Although volunteers wrote by hand both with pen and paper or stylus and digital tablet, researchers say paper notebooks contain more complex spatial information than digital paper.

Physical paper allows for tangible permanence, irregular strokes, and uneven shape, like folded corners. In contrast, the digital paper is uniform, has no fixed position when scrolling, and disappears when you close the app.

“Our take-home message is to use paper notebooks for information we need to learn or memorize,” said Sakai.

In the study, a total of 48 volunteers read a fictional conversation between characters discussing their plans for two months in the near future, including 14 different class times, assignment due dates and personal appointments. Researchers performed pre-test analyses to ensure that the volunteers, all 18-29 years old and recruited from university campuses or NTT offices, were equally sorted into three groups based on memory skills, personal preference for digital or analog methods, gender, age and other aspects.

Volunteers then recorded the fictional schedule using a paper datebook and pen, a calendar app on a digital tablet and a stylus, or a calendar app on a large smartphone and a touch-screen keyboard. There was no time limit and volunteers were asked to record the fictional events in the same way as they would for their real-life schedules, without spending extra time to memorize the schedule.

After one hour, including a break and an interference task to distract them from thinking about the calendar, volunteers answered a range of simple (When is the assignment due?) and complex (Which is the earlier due date for the assignments?) multiple choice questions to test their memory of the schedule. While they completed the test, volunteers were inside a magnetic resonance imaging (MRI) scanner, which measures blood flow around the brain. This is a technique called functional MRI (fMRI), and increased blood flow observed in a specific region of the brain is a sign of increased neuronal activity in that area.

Participants who used a paper datebook filled in the calendar within about 11 minutes. Tablet users took 14 minutes and smartphone users took about 16 minutes. Volunteers who used analog methods in their personal life were just as slow at using the devices as volunteers who regularly use digital tools, so researchers are confident that the difference in speed was related to memorization or associated encoding in the brain, not just differences in the habitual use of the tools.

Volunteers who used analog methods scored better than other volunteers only on simple test questions. However, researchers say that the brain activation data revealed significant differences.

Volunteers who used paper had more brain activity in areas associated with language, imaginary visualisation, and in the hippocampus — an area known to be important for memory and navigation. Researchers say that the activation of the hippocampus indicates that analog methods contain richer spatial details that can be recalled and navigated in the mind’s eye.

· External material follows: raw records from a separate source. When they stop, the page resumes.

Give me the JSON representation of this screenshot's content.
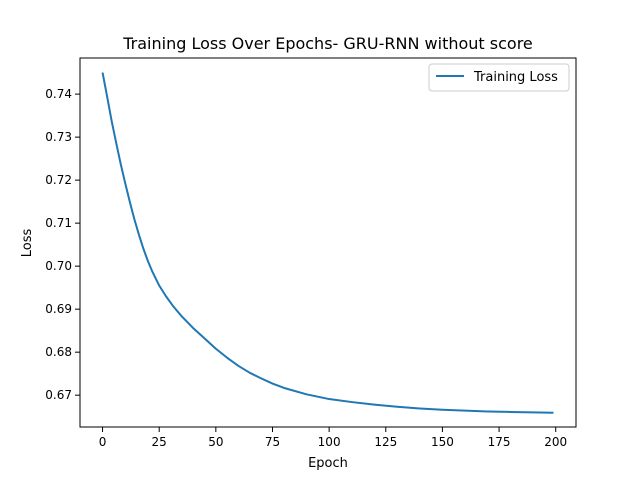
{
  "chart_data": {
    "type": "line",
    "title": "Training Loss Over Epochs- GRU-RNN without score",
    "xlabel": "Epoch",
    "ylabel": "Loss",
    "xlim": [
      -9.95,
      208.95
    ],
    "ylim": [
      0.6626,
      0.7484
    ],
    "xticks": [
      0,
      25,
      50,
      75,
      100,
      125,
      150,
      175,
      200
    ],
    "xtick_labels": [
      "0",
      "25",
      "50",
      "75",
      "100",
      "125",
      "150",
      "175",
      "200"
    ],
    "yticks": [
      0.67,
      0.68,
      0.69,
      0.7,
      0.71,
      0.72,
      0.73,
      0.74
    ],
    "ytick_labels": [
      "0.67",
      "0.68",
      "0.69",
      "0.70",
      "0.71",
      "0.72",
      "0.73",
      "0.74"
    ],
    "grid": false,
    "legend_position": "top-right",
    "series": [
      {
        "name": "Training Loss",
        "color": "#1f77b4",
        "x": [
          0,
          2,
          4,
          6,
          8,
          10,
          12,
          14,
          16,
          18,
          20,
          22,
          25,
          28,
          31,
          35,
          40,
          45,
          50,
          55,
          60,
          65,
          70,
          75,
          80,
          90,
          100,
          110,
          120,
          130,
          140,
          150,
          160,
          170,
          180,
          190,
          199
        ],
        "y": [
          0.745,
          0.7395,
          0.7338,
          0.7287,
          0.7238,
          0.7193,
          0.715,
          0.711,
          0.7074,
          0.7041,
          0.7012,
          0.6987,
          0.6955,
          0.693,
          0.6908,
          0.6883,
          0.6856,
          0.6832,
          0.6808,
          0.6787,
          0.6768,
          0.6752,
          0.6739,
          0.6727,
          0.6717,
          0.6702,
          0.6691,
          0.6684,
          0.6678,
          0.6673,
          0.6669,
          0.6666,
          0.6664,
          0.6662,
          0.6661,
          0.666,
          0.6659
        ]
      }
    ]
  }
}
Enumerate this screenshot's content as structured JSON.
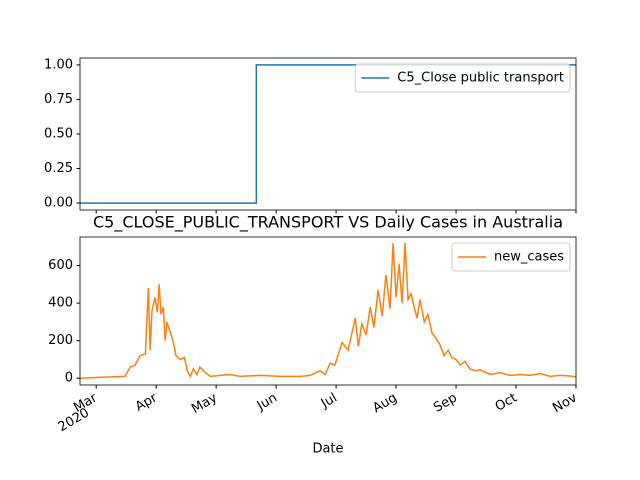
{
  "chart_data": [
    {
      "type": "line",
      "xlim": [
        2.73,
        11.0
      ],
      "xticks": [
        3,
        4,
        5,
        6,
        7,
        8,
        9,
        10,
        11
      ],
      "ylim": [
        -0.05,
        1.05
      ],
      "yticks": [
        {
          "value": 0,
          "label": "0.00"
        },
        {
          "value": 0.25,
          "label": "0.25"
        },
        {
          "value": 0.5,
          "label": "0.50"
        },
        {
          "value": 0.75,
          "label": "0.75"
        },
        {
          "value": 1,
          "label": "1.00"
        }
      ],
      "legend": "upper right",
      "series": [
        {
          "name": "C5_Close public transport",
          "color": "#1f77b4",
          "x": [
            2.73,
            5.67,
            5.67,
            11.0
          ],
          "values": [
            0,
            0,
            1,
            1
          ]
        }
      ]
    },
    {
      "type": "line",
      "title": "C5_CLOSE_PUBLIC_TRANSPORT VS Daily Cases in Australia",
      "x_label": "Date",
      "xtick_year": "2020",
      "xlim": [
        2.73,
        11.0
      ],
      "xticks": [
        {
          "value": 3,
          "label": "Mar"
        },
        {
          "value": 4,
          "label": "Apr"
        },
        {
          "value": 5,
          "label": "May"
        },
        {
          "value": 6,
          "label": "Jun"
        },
        {
          "value": 7,
          "label": "Jul"
        },
        {
          "value": 8,
          "label": "Aug"
        },
        {
          "value": 9,
          "label": "Sep"
        },
        {
          "value": 10,
          "label": "Oct"
        },
        {
          "value": 11,
          "label": "Nov"
        }
      ],
      "ylim": [
        -36,
        752
      ],
      "yticks": [
        0,
        200,
        400,
        600
      ],
      "legend": "upper right",
      "series": [
        {
          "name": "new_cases",
          "color": "#ff7f0e",
          "x": [
            2.73,
            3.07,
            3.48,
            3.57,
            3.65,
            3.73,
            3.82,
            3.87,
            3.9,
            3.93,
            3.98,
            4.02,
            4.05,
            4.08,
            4.12,
            4.15,
            4.18,
            4.23,
            4.28,
            4.33,
            4.4,
            4.47,
            4.52,
            4.57,
            4.62,
            4.68,
            4.73,
            4.82,
            4.9,
            5.07,
            5.23,
            5.4,
            5.73,
            6.07,
            6.4,
            6.57,
            6.73,
            6.82,
            6.9,
            6.98,
            7.1,
            7.2,
            7.32,
            7.37,
            7.43,
            7.5,
            7.57,
            7.63,
            7.7,
            7.77,
            7.83,
            7.9,
            7.95,
            8.0,
            8.05,
            8.1,
            8.15,
            8.2,
            8.25,
            8.3,
            8.35,
            8.4,
            8.47,
            8.53,
            8.6,
            8.67,
            8.73,
            8.8,
            8.87,
            8.93,
            9.0,
            9.07,
            9.15,
            9.23,
            9.32,
            9.4,
            9.57,
            9.73,
            9.9,
            10.07,
            10.23,
            10.4,
            10.57,
            10.73,
            10.9,
            11.0
          ],
          "values": [
            0,
            5,
            10,
            60,
            70,
            120,
            130,
            480,
            150,
            360,
            430,
            350,
            500,
            340,
            380,
            200,
            300,
            250,
            200,
            120,
            100,
            110,
            40,
            10,
            50,
            20,
            60,
            30,
            10,
            15,
            20,
            10,
            15,
            10,
            10,
            15,
            40,
            20,
            80,
            70,
            190,
            150,
            320,
            170,
            290,
            230,
            380,
            270,
            470,
            330,
            550,
            370,
            720,
            430,
            610,
            400,
            720,
            420,
            450,
            380,
            320,
            420,
            300,
            340,
            240,
            210,
            180,
            120,
            150,
            110,
            100,
            70,
            90,
            50,
            40,
            45,
            20,
            30,
            15,
            20,
            15,
            25,
            10,
            15,
            12,
            8
          ]
        }
      ]
    }
  ]
}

“Digital tools have uniform scrolling up and down and standardised arrangement of text and picture size, like on a webpage. But if you remember a physical textbook printed on paper, you can close your eyes and visualise the photo one-third of the way down on the left-side page, as well as the notes you added in the bottom margin,” Sakai explained.

Researchers say that personalising digital documents by highlighting, underlining, circling, drawing arrows, handwriting colour-coded notes in the margins, adding virtual sticky notes, or other types of unique mark-ups can mimic analog-style spatial enrichment that may enhance memory.

Although they have no data from younger volunteers, researchers suspect that the difference in brain activation between analog and digital methods is likely to be stronger in younger people.

“High school students’ brains are still developing and are so much more sensitive than adult brains,” said Sakai.

Although the current research focused on learning and memorisation, the researchers encourage using paper for creative pursuits as well.

“It is reasonable that one’s creativity will likely become more fruitful if prior knowledge is stored with stronger learning and more precisely retrieved from memory. For art, composing music, or other creative works, I would emphasize the use of paper instead of digital methods,” said Sakai.